Plan sponsors want better retirement savings outcomes for their employees and are looking to advisors for solutions. The disconnect between what participants need to save and what they’re actually setting aside has employers seeking more hands-on support from their retirement plan advisors.
A recent BenefitsPro article cited Fidelity’s 2025 plan sponsor attitudes survey, which reveals a shift in how employers view advisor value. They want a combination of service and cost efficiency, with clear priorities: improving participant outcomes, boosting employee satisfaction, and optimizing plan design to meet evolving company needs.
The Fidelity data reveals that about three-quarters of plan sponsors who believe their participants are saving enough for retirement report high satisfaction with their advisors. But only 58% of sponsors who worry about inadequate savings feel the same way about their advisor relationships. Even more concerning, fewer plan sponsors this year believe their participants are saving enough compared to four years ago.
Employees face mounting obstacles to retirement savings. Living expenses, healthcare costs, education loans, financial illiteracy, and general market distrust all work against meaningful retirement savings accumulation. These barriers leave plan sponsors looking for advisor expertise to bridge the gap between current savings behaviors and retirement readiness.
Plan sponsors want specific resources from their advisors. Financial planning content, wellness education, and retirement income guidance top their wish lists. About one-third are particularly interested in targeted education meetings for newer employees who may need extra support navigating their benefits.
Financial wellness programs show promise but reveal implementation gaps. While 93% of plan sponsors have implemented wellness programs, only half of employees actually enroll. Many of these programs launched within the past year, suggesting sponsors are actively seeking solutions but struggling with employee engagement.
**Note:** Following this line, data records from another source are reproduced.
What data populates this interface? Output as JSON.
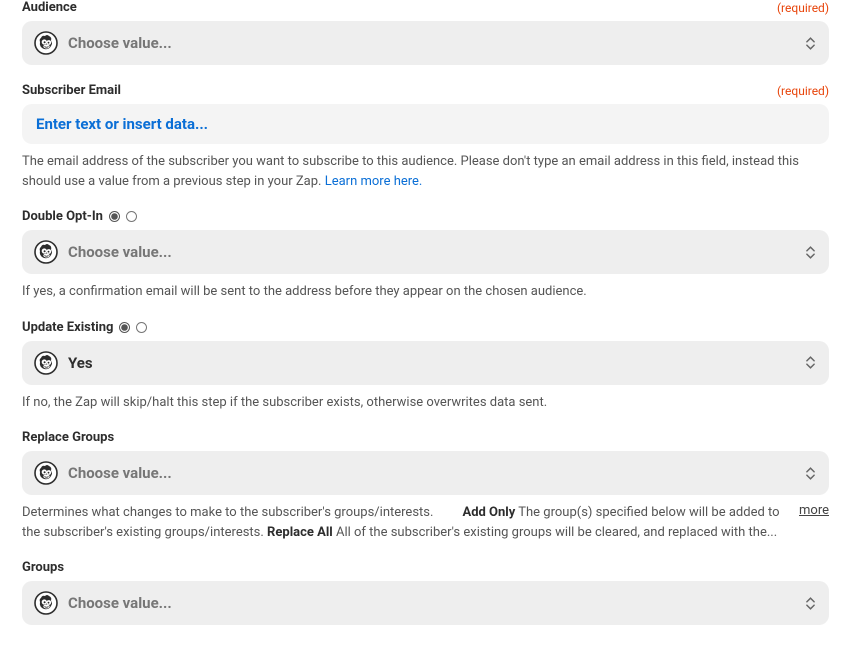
{
  "fields": {
    "audience": {
      "label": "Audience",
      "required_text": "(required)",
      "placeholder": "Choose value..."
    },
    "email": {
      "label": "Subscriber Email",
      "required_text": "(required)",
      "placeholder": "Enter text or insert data...",
      "help_a": "The email address of the subscriber you want to subscribe to this audience. Please don't type an email address in this field, instead this should use a value from a previous step in your Zap. ",
      "help_link": "Learn more here."
    },
    "double_opt": {
      "label": "Double Opt-In",
      "placeholder": "Choose value...",
      "help": "If yes, a confirmation email will be sent to the address before they appear on the chosen audience."
    },
    "update_existing": {
      "label": "Update Existing",
      "value": "Yes",
      "help": "If no, the Zap will skip/halt this step if the subscriber exists, otherwise overwrites data sent."
    },
    "replace_groups": {
      "label": "Replace Groups",
      "placeholder": "Choose value...",
      "help_pre": "Determines what changes to make to the subscriber's groups/interests. ",
      "bold1": "Add Only",
      "help_mid": " The group(s) specified below will be added to the subscriber's existing groups/interests. ",
      "bold2": "Replace All",
      "help_post": " All of the subscriber's existing groups will be cleared, and replaced with the...",
      "more": "more"
    },
    "groups": {
      "label": "Groups",
      "placeholder": "Choose value..."
    }
  }
}
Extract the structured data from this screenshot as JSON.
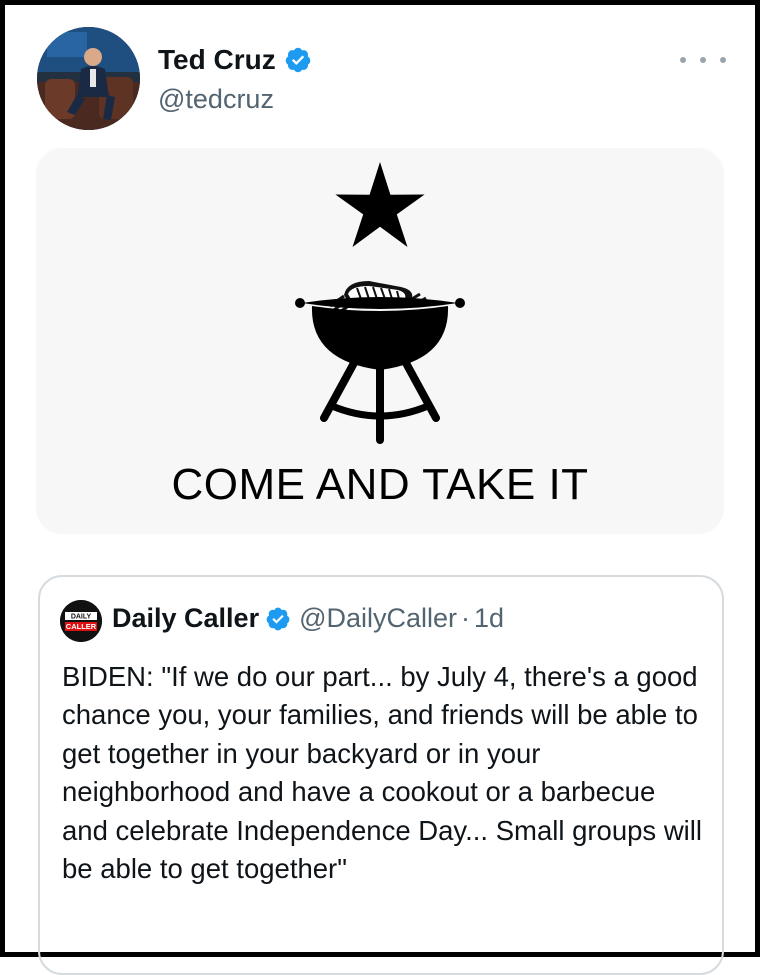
{
  "tweet": {
    "author": {
      "name": "Ted Cruz",
      "handle": "@tedcruz",
      "verified": true
    },
    "more_icon": "ellipsis-icon",
    "media": {
      "caption": "COME AND TAKE IT",
      "icons": [
        "star-icon",
        "grill-icon"
      ]
    }
  },
  "quoted": {
    "logo_lines": [
      "DAILY",
      "CALLER"
    ],
    "name": "Daily Caller",
    "handle": "@DailyCaller",
    "separator": "·",
    "time": "1d",
    "text": "BIDEN: \"If we do our part... by July 4, there's a good chance you, your families, and friends will be able to get together in your backyard or in your neighborhood and have a cookout or a barbecue and celebrate Independence Day... Small groups will be able to get together\""
  },
  "colors": {
    "verified_blue": "#1d9bf0",
    "text_primary": "#0f1419",
    "text_secondary": "#536471",
    "border": "#d6dbdf"
  }
}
The complexity of retirement plan management adds another layer of frustration. About half of plan sponsors say the pace of change in retirement plans feels exhausting. Advisors can provide value by helping sponsors understand and adjust plan designs for changing participant needs. With Secure 2.0 compliance requirements approaching, sponsors are shifting focus from plan enhancements to regulatory compliance.
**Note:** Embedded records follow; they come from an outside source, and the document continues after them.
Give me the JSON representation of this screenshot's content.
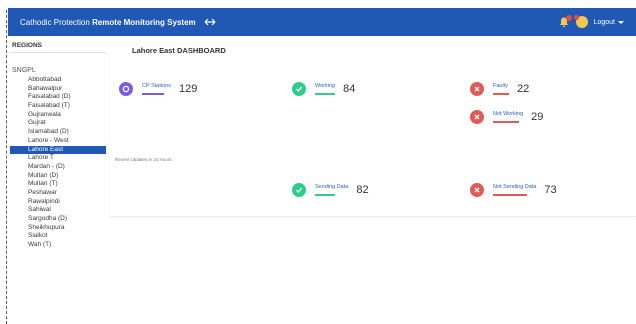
{
  "colors": {
    "topbar": "#1f58b5",
    "purple": "#7a5ce0",
    "green": "#2ecc8f",
    "red": "#e05a5a",
    "link": "#2a62c6",
    "active": "#1f58b5"
  },
  "header": {
    "app_title_light": "Cathodic Protection",
    "app_title_bold": "Remote Monitoring System",
    "menu_icon": "double-arrow-icon",
    "bell_icon": "bell-icon",
    "user_icon": "user-icon",
    "logout_label": "Logout"
  },
  "sidebar": {
    "header": "REGIONS",
    "group": "SNGPL",
    "items": [
      {
        "label": "Abbottabad"
      },
      {
        "label": "Bahawalpur"
      },
      {
        "label": "Faisalabad (D)"
      },
      {
        "label": "Faisalabad (T)"
      },
      {
        "label": "Gujranwala"
      },
      {
        "label": "Gujrat"
      },
      {
        "label": "Islamabad (D)"
      },
      {
        "label": "Lahore - West"
      },
      {
        "label": "Lahore East"
      },
      {
        "label": "Lahore T"
      },
      {
        "label": "Mardan - (D)"
      },
      {
        "label": "Multan (D)"
      },
      {
        "label": "Multan (T)"
      },
      {
        "label": "Peshawar"
      },
      {
        "label": "Rawalpindi"
      },
      {
        "label": "Sahiwal"
      },
      {
        "label": "Sargodha (D)"
      },
      {
        "label": "Sheikhupura"
      },
      {
        "label": "Sialkot"
      },
      {
        "label": "Wah (T)"
      }
    ],
    "active_index": 8
  },
  "main": {
    "title": "Lahore East DASHBOARD",
    "stats": {
      "cp_stations": {
        "label": "CP Stations",
        "value": "129",
        "icon": "circle-dot-icon"
      },
      "working": {
        "label": "Working",
        "value": "84",
        "icon": "check-icon"
      },
      "faulty": {
        "label": "Faulty",
        "value": "22",
        "icon": "close-icon"
      },
      "not_working": {
        "label": "Not Working",
        "value": "29",
        "icon": "close-icon"
      },
      "sending_data": {
        "label": "Sending Data",
        "value": "82",
        "icon": "check-icon"
      },
      "not_sending_data": {
        "label": "Not Sending Data",
        "value": "73",
        "icon": "close-icon"
      }
    },
    "update_note": "Recent Updates in 24 Hours"
  }
}
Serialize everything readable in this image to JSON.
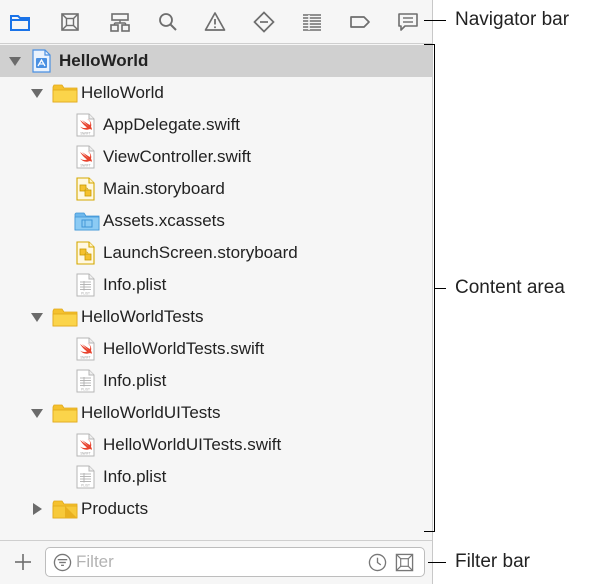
{
  "navigator_bar": {
    "icons": [
      {
        "name": "project-navigator-icon",
        "active": true
      },
      {
        "name": "source-control-navigator-icon",
        "active": false
      },
      {
        "name": "symbol-navigator-icon",
        "active": false
      },
      {
        "name": "find-navigator-icon",
        "active": false
      },
      {
        "name": "issue-navigator-icon",
        "active": false
      },
      {
        "name": "test-navigator-icon",
        "active": false
      },
      {
        "name": "debug-navigator-icon",
        "active": false
      },
      {
        "name": "breakpoint-navigator-icon",
        "active": false
      },
      {
        "name": "report-navigator-icon",
        "active": false
      }
    ],
    "active_color": "#1a73e8"
  },
  "tree": [
    {
      "label": "HelloWorld",
      "kind": "project",
      "depth": 0,
      "expanded": true,
      "selected": true
    },
    {
      "label": "HelloWorld",
      "kind": "folder",
      "depth": 1,
      "expanded": true
    },
    {
      "label": "AppDelegate.swift",
      "kind": "swift",
      "depth": 2
    },
    {
      "label": "ViewController.swift",
      "kind": "swift",
      "depth": 2
    },
    {
      "label": "Main.storyboard",
      "kind": "storyboard",
      "depth": 2
    },
    {
      "label": "Assets.xcassets",
      "kind": "assets",
      "depth": 2
    },
    {
      "label": "LaunchScreen.storyboard",
      "kind": "storyboard",
      "depth": 2
    },
    {
      "label": "Info.plist",
      "kind": "plist",
      "depth": 2
    },
    {
      "label": "HelloWorldTests",
      "kind": "folder",
      "depth": 1,
      "expanded": true
    },
    {
      "label": "HelloWorldTests.swift",
      "kind": "swift",
      "depth": 2
    },
    {
      "label": "Info.plist",
      "kind": "plist",
      "depth": 2
    },
    {
      "label": "HelloWorldUITests",
      "kind": "folder",
      "depth": 1,
      "expanded": true
    },
    {
      "label": "HelloWorldUITests.swift",
      "kind": "swift",
      "depth": 2
    },
    {
      "label": "Info.plist",
      "kind": "plist",
      "depth": 2
    },
    {
      "label": "Products",
      "kind": "folder",
      "depth": 1,
      "expanded": false
    }
  ],
  "filter_bar": {
    "placeholder": "Filter"
  },
  "callouts": {
    "navigator_bar": "Navigator bar",
    "content_area": "Content area",
    "filter_bar": "Filter bar"
  },
  "colors": {
    "folder": "#f5c12e",
    "selection": "#d0d0d0",
    "swift_accent": "#e8432e"
  }
}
New product options create additional decision fatigue. Retirement income products, health savings accounts, managed accounts, collective investment trusts, updated target date funds, and pooled employer plans all require evaluation. Advisors who provide expertise and insights can help sponsors develop tailored retirement benefits that actually meet employee needs.
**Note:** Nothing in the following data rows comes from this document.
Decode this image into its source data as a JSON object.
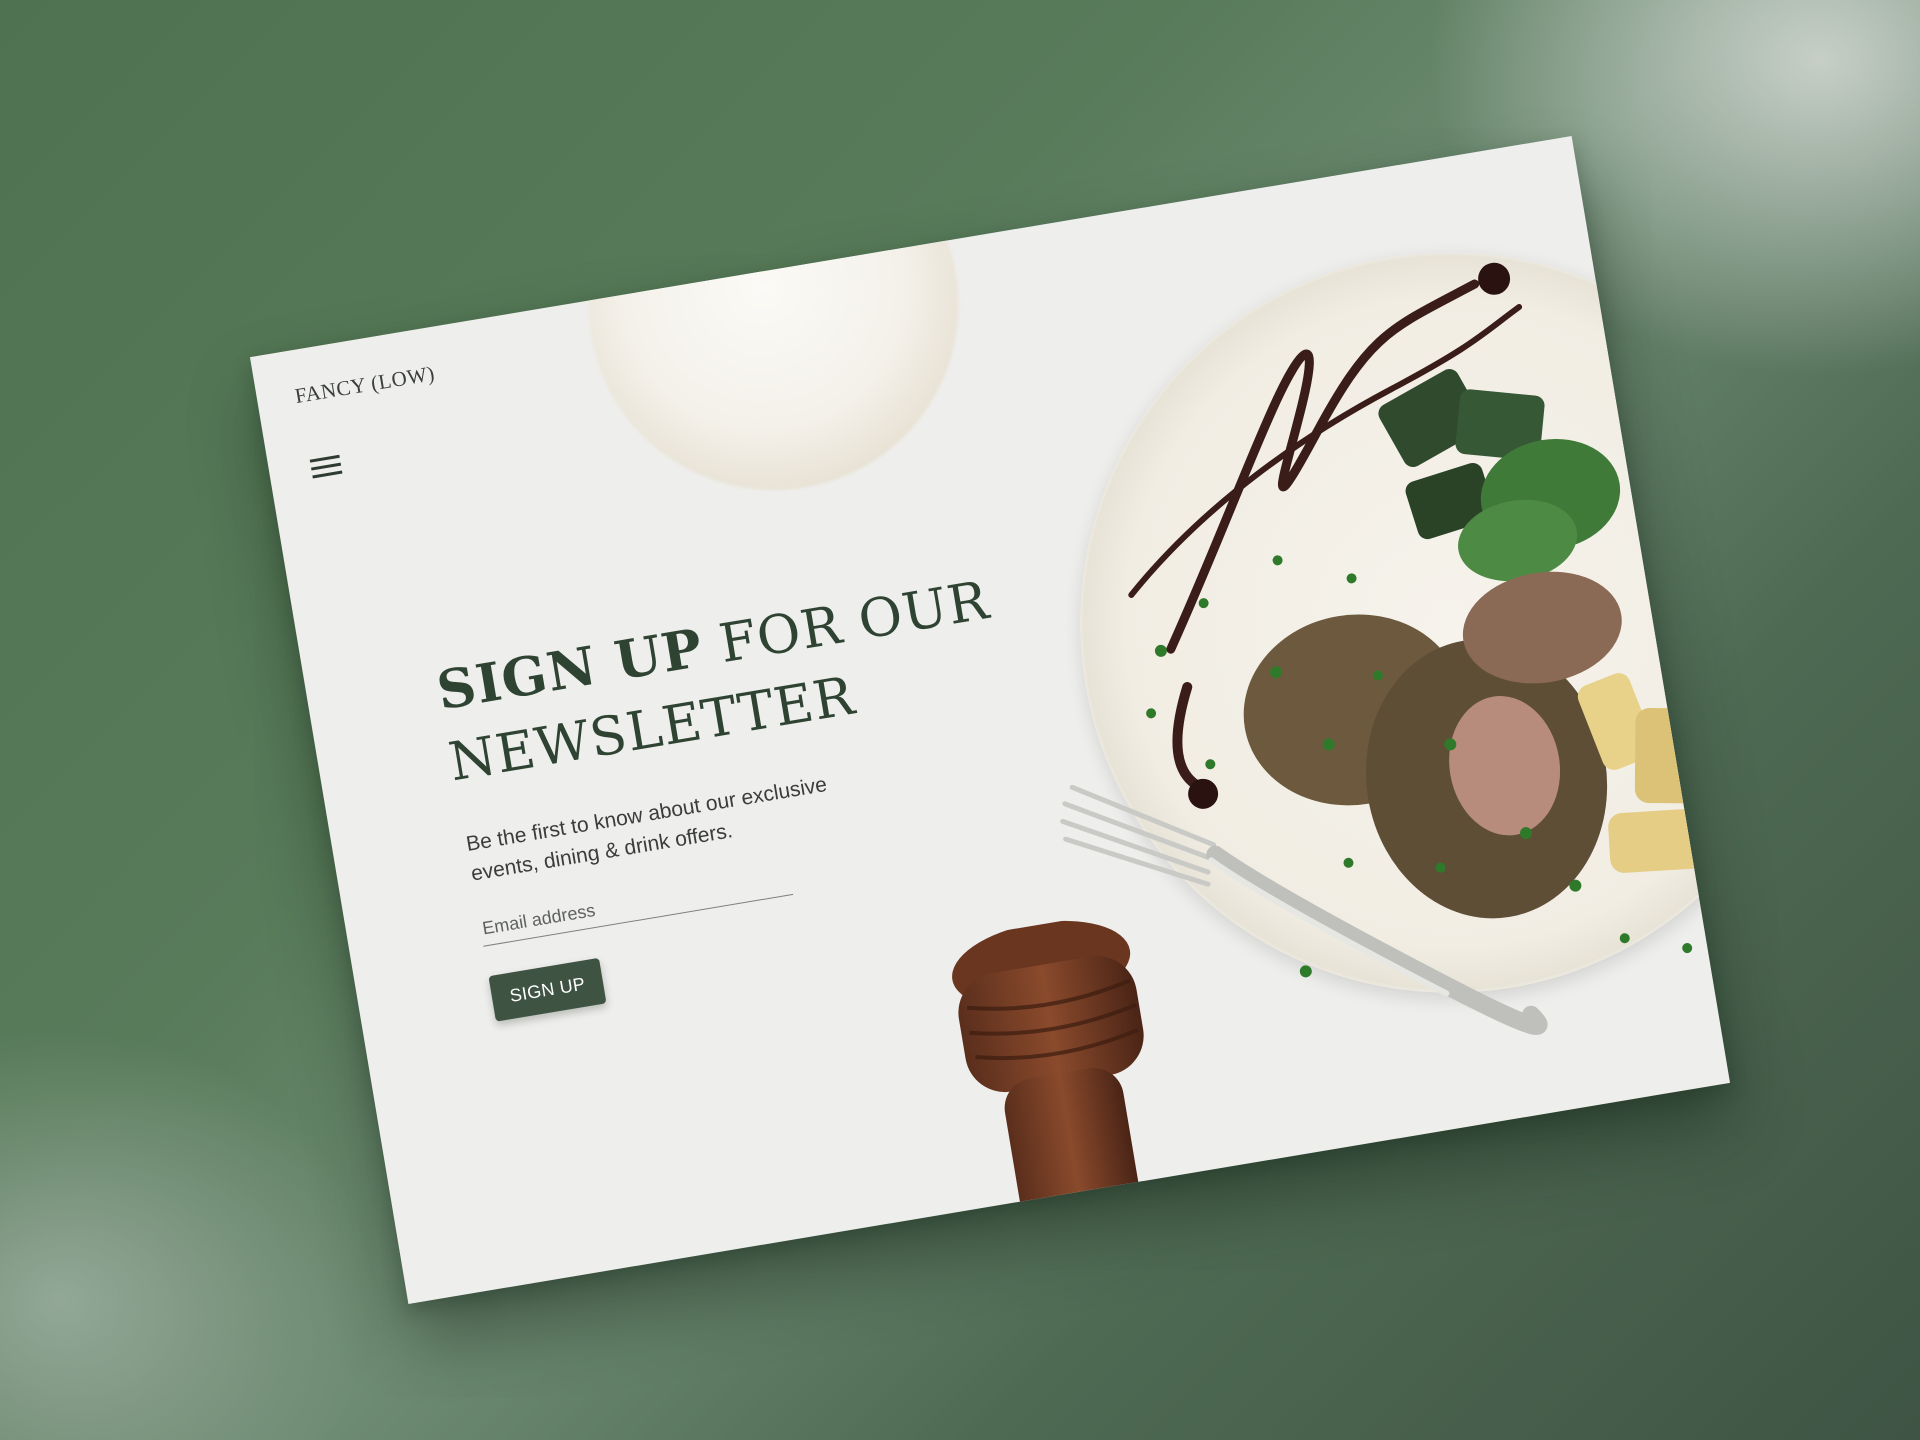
{
  "brand": {
    "name": "FANCY (LOW)"
  },
  "nav": {
    "menu_icon": "hamburger-menu-icon"
  },
  "hero": {
    "headline_strong": "SIGN UP",
    "headline_rest": " FOR OUR NEWSLETTER",
    "subtitle": "Be the first to know about our exclusive events, dining & drink offers.",
    "email_placeholder": "Email address",
    "email_value": "",
    "button_label": "SIGN UP"
  },
  "colors": {
    "accent": "#3f5342",
    "headline": "#2f4333",
    "background": "#eeeeec",
    "backdrop": "#587b5a"
  }
}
“We’re seeing plan sponsors seek more engagement from their advisors to impact participant saving and engagement, especially through financial planning and wellness programs,” said Christopher Alpaugh, head of Defined Contributions Investment Only Sales Group at Fidelity Investments, who was quoted in BenefitsPro.
More than one-third of plan sponsors said they plan to conduct advisor searches. When evaluating potential advisors, they prioritize 401(k) plan knowledge, fiduciary responsibility, and fees. In short, sponsors want advisors who combine technical expertise with genuine accountability for participant outcomes.
For advisors, Fidelity’s research highlights the growing demand for comprehensive retirement plan support that goes well beyond investment monitoring and compliance basics. Plan sponsors are ready to pay for meaningful guidance, and now is the time for advisors to step up with solutions that actually move the needle on participant outcomes.